O relógio parou. Os ponteiros deixaram de rodar. O calendário deixou de contar os dias, as semanas, os meses. O tempo deixou de ser contado.

Esta será a mais fiel metáfora que encontro para vos dizer esta nossa viagem. 
Tempo: que parámos, que ganhamos, que nos oferecemos. 

Quando digo oferecemos, está longe de ter sido dado ou sem implicações. Não, não somos ricos (nem filhos de pais ricos), cortámos as amarras profissionais, abdicámos de alguns bens materiais, vendemos o nosso carro, pegámos em parte das economias que conseguimos juntar e trocámos tudo por isto: o desengavetar de sonhos; uma mão e meia cheia de países; vivências que nos alargaram cada um dos cinco sentidos e memórias (mil) para o futuro, contadas em palavras, ditas por imagens - tudo no blogue Menina Mundo.

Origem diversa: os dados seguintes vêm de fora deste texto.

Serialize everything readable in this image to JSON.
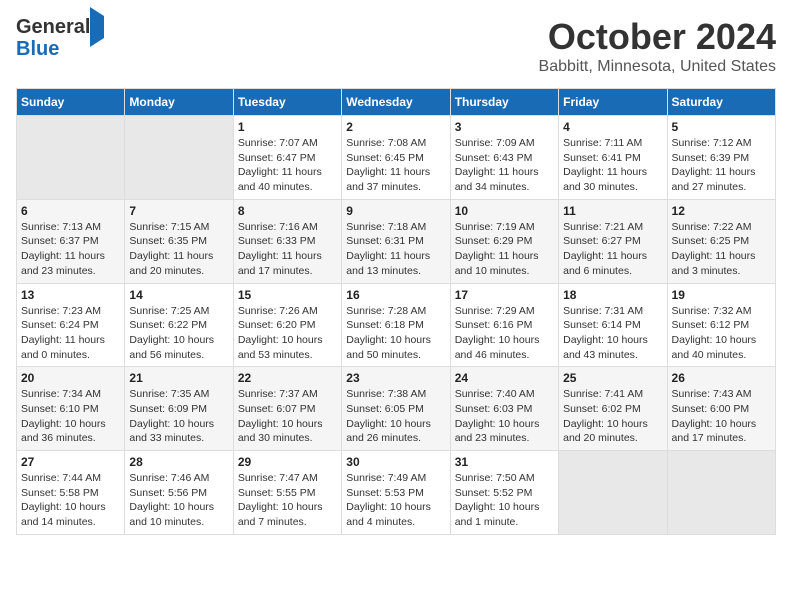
{
  "logo": {
    "line1": "General",
    "line2": "Blue"
  },
  "title": "October 2024",
  "subtitle": "Babbitt, Minnesota, United States",
  "weekdays": [
    "Sunday",
    "Monday",
    "Tuesday",
    "Wednesday",
    "Thursday",
    "Friday",
    "Saturday"
  ],
  "weeks": [
    [
      {
        "day": "",
        "sunrise": "",
        "sunset": "",
        "daylight": ""
      },
      {
        "day": "",
        "sunrise": "",
        "sunset": "",
        "daylight": ""
      },
      {
        "day": "1",
        "sunrise": "Sunrise: 7:07 AM",
        "sunset": "Sunset: 6:47 PM",
        "daylight": "Daylight: 11 hours and 40 minutes."
      },
      {
        "day": "2",
        "sunrise": "Sunrise: 7:08 AM",
        "sunset": "Sunset: 6:45 PM",
        "daylight": "Daylight: 11 hours and 37 minutes."
      },
      {
        "day": "3",
        "sunrise": "Sunrise: 7:09 AM",
        "sunset": "Sunset: 6:43 PM",
        "daylight": "Daylight: 11 hours and 34 minutes."
      },
      {
        "day": "4",
        "sunrise": "Sunrise: 7:11 AM",
        "sunset": "Sunset: 6:41 PM",
        "daylight": "Daylight: 11 hours and 30 minutes."
      },
      {
        "day": "5",
        "sunrise": "Sunrise: 7:12 AM",
        "sunset": "Sunset: 6:39 PM",
        "daylight": "Daylight: 11 hours and 27 minutes."
      }
    ],
    [
      {
        "day": "6",
        "sunrise": "Sunrise: 7:13 AM",
        "sunset": "Sunset: 6:37 PM",
        "daylight": "Daylight: 11 hours and 23 minutes."
      },
      {
        "day": "7",
        "sunrise": "Sunrise: 7:15 AM",
        "sunset": "Sunset: 6:35 PM",
        "daylight": "Daylight: 11 hours and 20 minutes."
      },
      {
        "day": "8",
        "sunrise": "Sunrise: 7:16 AM",
        "sunset": "Sunset: 6:33 PM",
        "daylight": "Daylight: 11 hours and 17 minutes."
      },
      {
        "day": "9",
        "sunrise": "Sunrise: 7:18 AM",
        "sunset": "Sunset: 6:31 PM",
        "daylight": "Daylight: 11 hours and 13 minutes."
      },
      {
        "day": "10",
        "sunrise": "Sunrise: 7:19 AM",
        "sunset": "Sunset: 6:29 PM",
        "daylight": "Daylight: 11 hours and 10 minutes."
      },
      {
        "day": "11",
        "sunrise": "Sunrise: 7:21 AM",
        "sunset": "Sunset: 6:27 PM",
        "daylight": "Daylight: 11 hours and 6 minutes."
      },
      {
        "day": "12",
        "sunrise": "Sunrise: 7:22 AM",
        "sunset": "Sunset: 6:25 PM",
        "daylight": "Daylight: 11 hours and 3 minutes."
      }
    ],
    [
      {
        "day": "13",
        "sunrise": "Sunrise: 7:23 AM",
        "sunset": "Sunset: 6:24 PM",
        "daylight": "Daylight: 11 hours and 0 minutes."
      },
      {
        "day": "14",
        "sunrise": "Sunrise: 7:25 AM",
        "sunset": "Sunset: 6:22 PM",
        "daylight": "Daylight: 10 hours and 56 minutes."
      },
      {
        "day": "15",
        "sunrise": "Sunrise: 7:26 AM",
        "sunset": "Sunset: 6:20 PM",
        "daylight": "Daylight: 10 hours and 53 minutes."
      },
      {
        "day": "16",
        "sunrise": "Sunrise: 7:28 AM",
        "sunset": "Sunset: 6:18 PM",
        "daylight": "Daylight: 10 hours and 50 minutes."
      },
      {
        "day": "17",
        "sunrise": "Sunrise: 7:29 AM",
        "sunset": "Sunset: 6:16 PM",
        "daylight": "Daylight: 10 hours and 46 minutes."
      },
      {
        "day": "18",
        "sunrise": "Sunrise: 7:31 AM",
        "sunset": "Sunset: 6:14 PM",
        "daylight": "Daylight: 10 hours and 43 minutes."
      },
      {
        "day": "19",
        "sunrise": "Sunrise: 7:32 AM",
        "sunset": "Sunset: 6:12 PM",
        "daylight": "Daylight: 10 hours and 40 minutes."
      }
    ],
    [
      {
        "day": "20",
        "sunrise": "Sunrise: 7:34 AM",
        "sunset": "Sunset: 6:10 PM",
        "daylight": "Daylight: 10 hours and 36 minutes."
      },
      {
        "day": "21",
        "sunrise": "Sunrise: 7:35 AM",
        "sunset": "Sunset: 6:09 PM",
        "daylight": "Daylight: 10 hours and 33 minutes."
      },
      {
        "day": "22",
        "sunrise": "Sunrise: 7:37 AM",
        "sunset": "Sunset: 6:07 PM",
        "daylight": "Daylight: 10 hours and 30 minutes."
      },
      {
        "day": "23",
        "sunrise": "Sunrise: 7:38 AM",
        "sunset": "Sunset: 6:05 PM",
        "daylight": "Daylight: 10 hours and 26 minutes."
      },
      {
        "day": "24",
        "sunrise": "Sunrise: 7:40 AM",
        "sunset": "Sunset: 6:03 PM",
        "daylight": "Daylight: 10 hours and 23 minutes."
      },
      {
        "day": "25",
        "sunrise": "Sunrise: 7:41 AM",
        "sunset": "Sunset: 6:02 PM",
        "daylight": "Daylight: 10 hours and 20 minutes."
      },
      {
        "day": "26",
        "sunrise": "Sunrise: 7:43 AM",
        "sunset": "Sunset: 6:00 PM",
        "daylight": "Daylight: 10 hours and 17 minutes."
      }
    ],
    [
      {
        "day": "27",
        "sunrise": "Sunrise: 7:44 AM",
        "sunset": "Sunset: 5:58 PM",
        "daylight": "Daylight: 10 hours and 14 minutes."
      },
      {
        "day": "28",
        "sunrise": "Sunrise: 7:46 AM",
        "sunset": "Sunset: 5:56 PM",
        "daylight": "Daylight: 10 hours and 10 minutes."
      },
      {
        "day": "29",
        "sunrise": "Sunrise: 7:47 AM",
        "sunset": "Sunset: 5:55 PM",
        "daylight": "Daylight: 10 hours and 7 minutes."
      },
      {
        "day": "30",
        "sunrise": "Sunrise: 7:49 AM",
        "sunset": "Sunset: 5:53 PM",
        "daylight": "Daylight: 10 hours and 4 minutes."
      },
      {
        "day": "31",
        "sunrise": "Sunrise: 7:50 AM",
        "sunset": "Sunset: 5:52 PM",
        "daylight": "Daylight: 10 hours and 1 minute."
      },
      {
        "day": "",
        "sunrise": "",
        "sunset": "",
        "daylight": ""
      },
      {
        "day": "",
        "sunrise": "",
        "sunset": "",
        "daylight": ""
      }
    ]
  ]
}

No dia em que passámos a ser uma casa, de pernas e braços – pelo mundo -, estávamos como no dia em que nos havíamos conhecido, ainda miúdos de escola: de mochilas às costas e pés nas sapatilhasmas agora com 17 anos de história partilhada e uma filha. De todas as nossas coisas levámos apenas 20 kg, mas foi com tudo o somos que fomos – e isso, nem quilos, nem litros, nem cifrões serão capazes de medir. 

Foi assim, a três corações, que partimos. Nos ouvidos entravam-nos palavras fortes: como inspiração, sonho, amor, saudades. Ouvimos muitos: “gandas malucos; “corajosos/loucos”; muitos se alguém é capaz serão vocês” e muitos medos, desses que se alimentam facilmente de pequenas dúvidas, de pequenos “cuidadoe o que vocês têm?e os empregos?”e a pequenina?”.

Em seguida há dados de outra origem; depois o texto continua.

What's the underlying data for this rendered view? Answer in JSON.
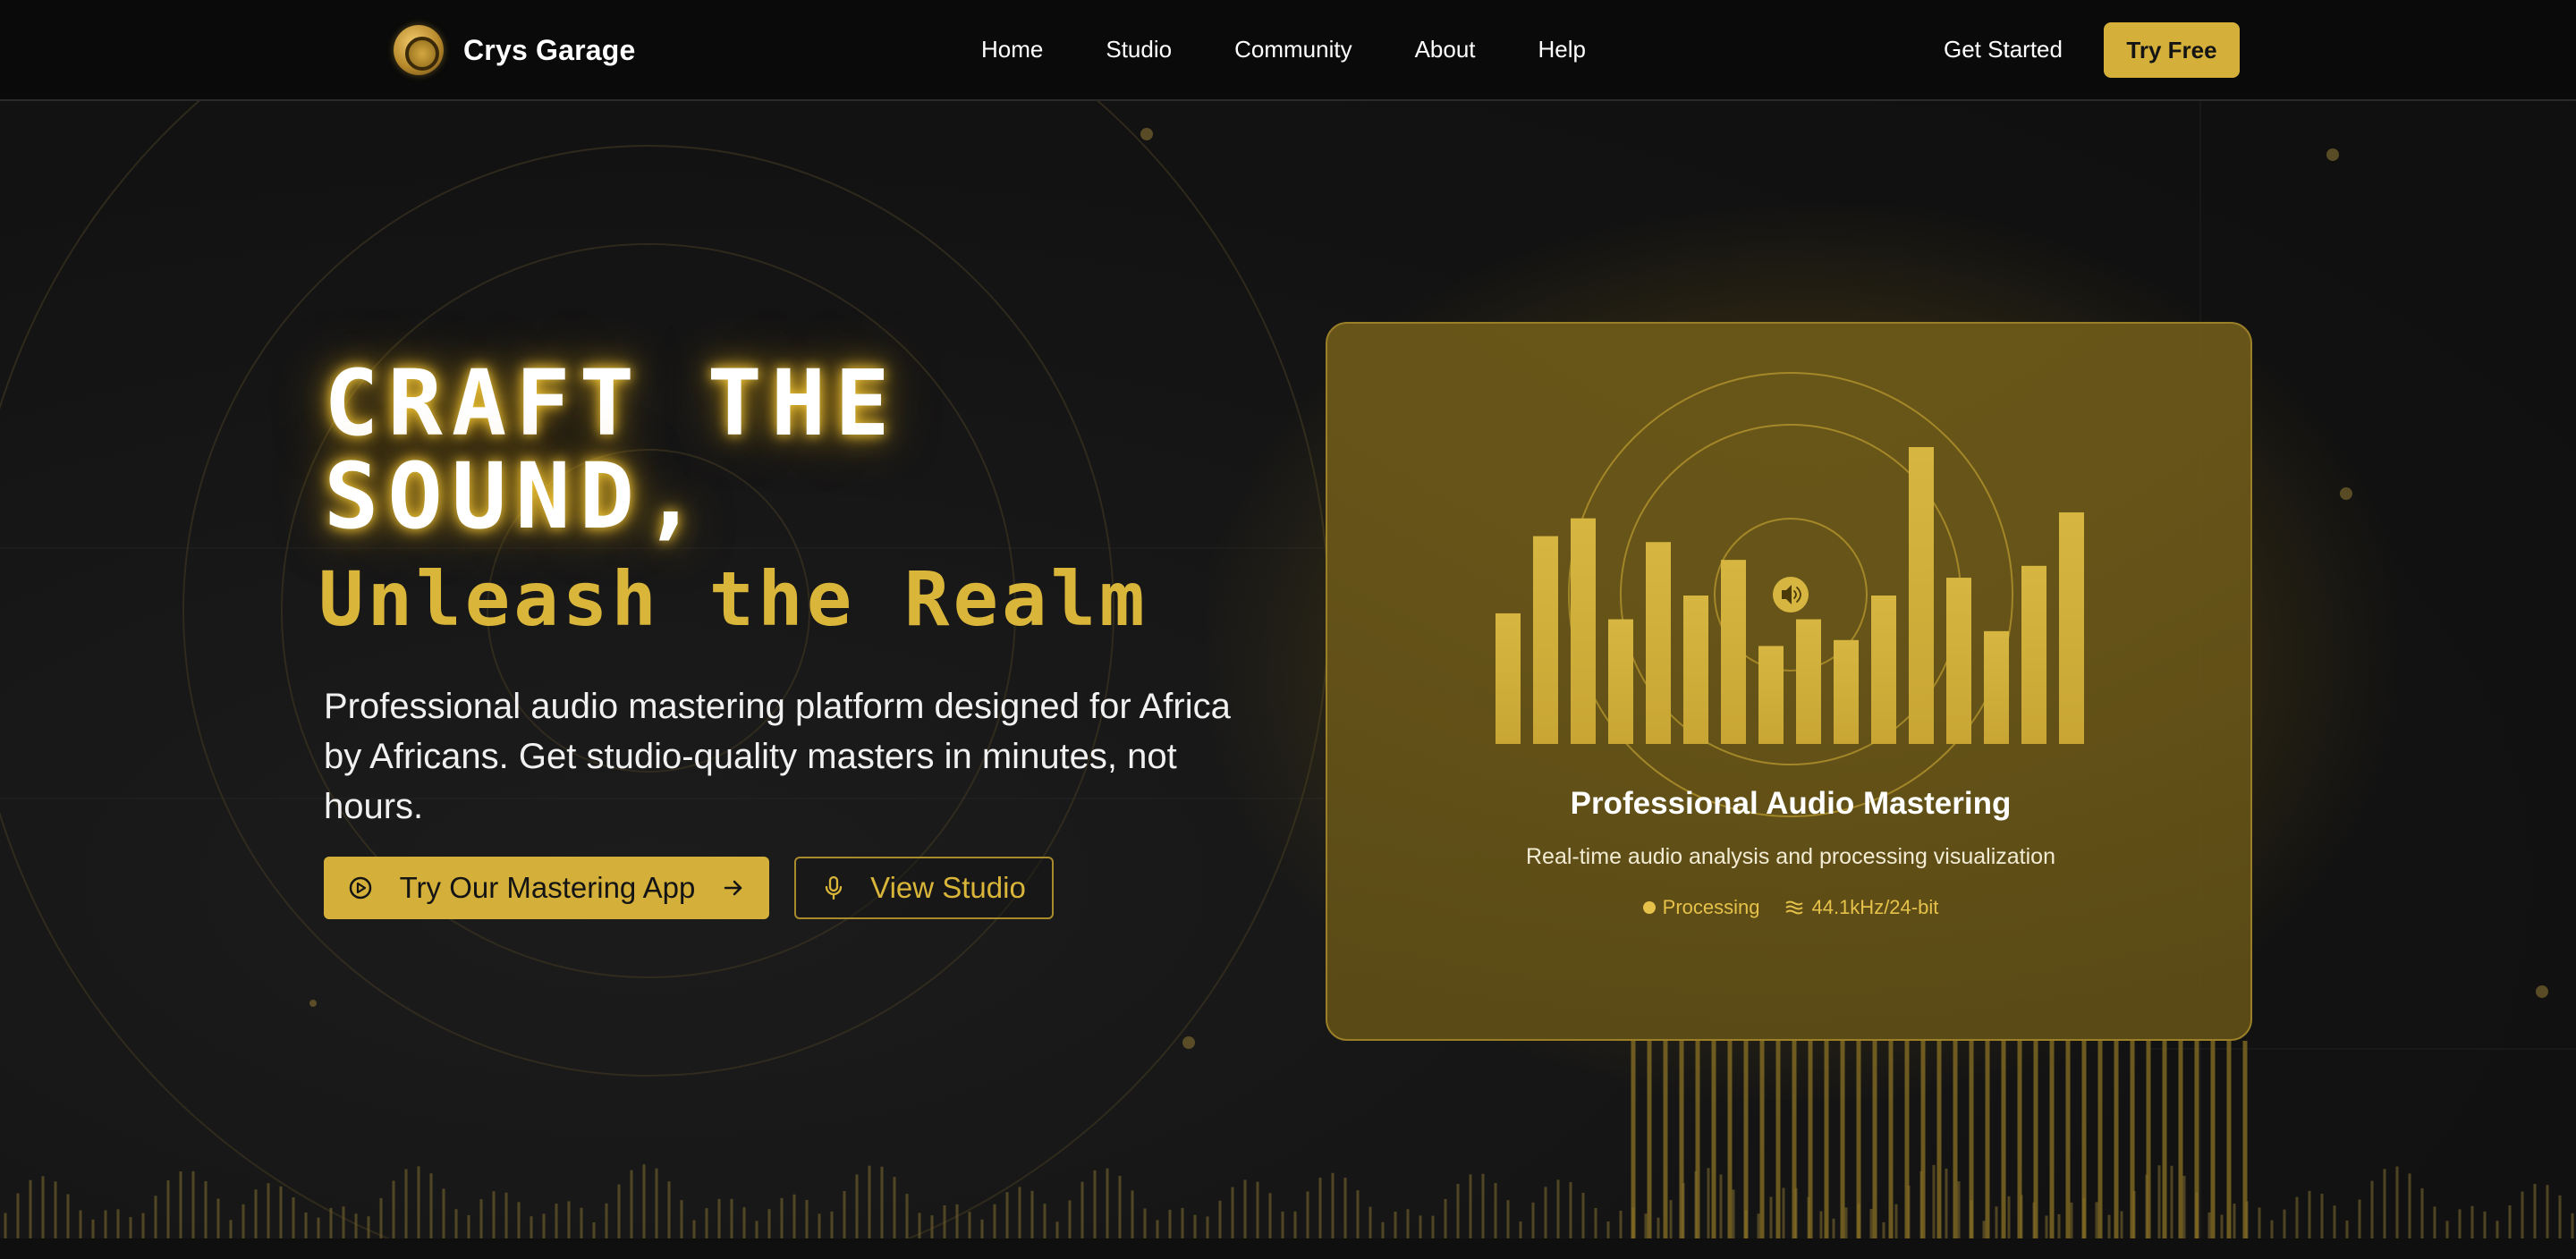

E os sonhos? – respondíamos, às vezes sem nenhum som a sair-nos da garganta. 

- E os sonhos? Quem nos trata dos sonhos?

Foi neste momento que nos sentámos, frente a frente – balança em braços – e pesámos medos e sonhos. E, das voltas que a vida dá, haverá sempre em nós gratidão por esta volta que demos aos medos. Porque os medos, esses, não percorrem a grande muralha da China; não sobem o Mekong; não plantam árvores a seis mãos; não lançam lanternas ao céu ou ao rio; não mergulham na baía onde desceu o dragão; não caminham pelos arrozais; nem nadam no oceano Pacífico, nem no Índico.

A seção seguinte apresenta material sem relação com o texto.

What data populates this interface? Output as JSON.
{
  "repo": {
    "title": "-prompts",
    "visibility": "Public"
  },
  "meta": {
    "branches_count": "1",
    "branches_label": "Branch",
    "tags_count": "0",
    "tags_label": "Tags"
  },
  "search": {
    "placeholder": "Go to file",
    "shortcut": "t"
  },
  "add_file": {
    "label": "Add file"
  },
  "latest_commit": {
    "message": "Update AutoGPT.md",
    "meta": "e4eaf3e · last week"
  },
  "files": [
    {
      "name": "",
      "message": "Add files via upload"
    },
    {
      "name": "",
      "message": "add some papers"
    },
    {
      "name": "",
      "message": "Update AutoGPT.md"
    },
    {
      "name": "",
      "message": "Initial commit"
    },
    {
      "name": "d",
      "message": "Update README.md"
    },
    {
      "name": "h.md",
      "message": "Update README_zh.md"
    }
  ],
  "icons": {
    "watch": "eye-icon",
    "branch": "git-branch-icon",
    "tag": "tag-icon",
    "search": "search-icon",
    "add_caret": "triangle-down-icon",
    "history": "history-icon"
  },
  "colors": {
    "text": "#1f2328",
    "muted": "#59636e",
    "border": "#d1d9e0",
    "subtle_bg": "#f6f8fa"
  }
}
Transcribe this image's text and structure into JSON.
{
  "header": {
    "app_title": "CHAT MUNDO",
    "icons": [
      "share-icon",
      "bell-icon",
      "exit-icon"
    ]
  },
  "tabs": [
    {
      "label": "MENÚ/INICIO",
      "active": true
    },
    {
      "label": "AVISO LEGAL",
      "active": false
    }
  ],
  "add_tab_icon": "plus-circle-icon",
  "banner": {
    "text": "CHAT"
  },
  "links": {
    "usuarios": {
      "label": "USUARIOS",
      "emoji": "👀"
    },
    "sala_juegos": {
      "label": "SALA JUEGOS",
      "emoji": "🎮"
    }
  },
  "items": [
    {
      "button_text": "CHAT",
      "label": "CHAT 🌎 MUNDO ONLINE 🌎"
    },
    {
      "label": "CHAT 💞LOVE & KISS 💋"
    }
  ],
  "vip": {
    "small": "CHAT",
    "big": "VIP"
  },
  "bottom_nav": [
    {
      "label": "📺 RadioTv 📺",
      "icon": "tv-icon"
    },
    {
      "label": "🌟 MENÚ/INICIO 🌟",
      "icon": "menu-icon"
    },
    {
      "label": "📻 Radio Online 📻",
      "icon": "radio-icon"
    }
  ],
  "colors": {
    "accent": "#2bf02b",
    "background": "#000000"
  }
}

Os medos não atravessam o caos que são as ruas de Hanói; não tocam nem alimentam elefantes; não conhecem pessoas novas, nem provam novos sabores e não vivem entre montanhas. E nós fizemos isto tudo. E os medos não moram no meio da selva do Bornéu, onde apenas se chega e se sai de barco, para trabalhar  em troca de casa e alimentação; não vivem dentro das muralhas da cidade rosa do Rajastão e sentem que pertencem ali. E nós fizemos tudo isso, com uma filha no colo. Fizemos tudo isso: em família; crescemos todos os dias: em família.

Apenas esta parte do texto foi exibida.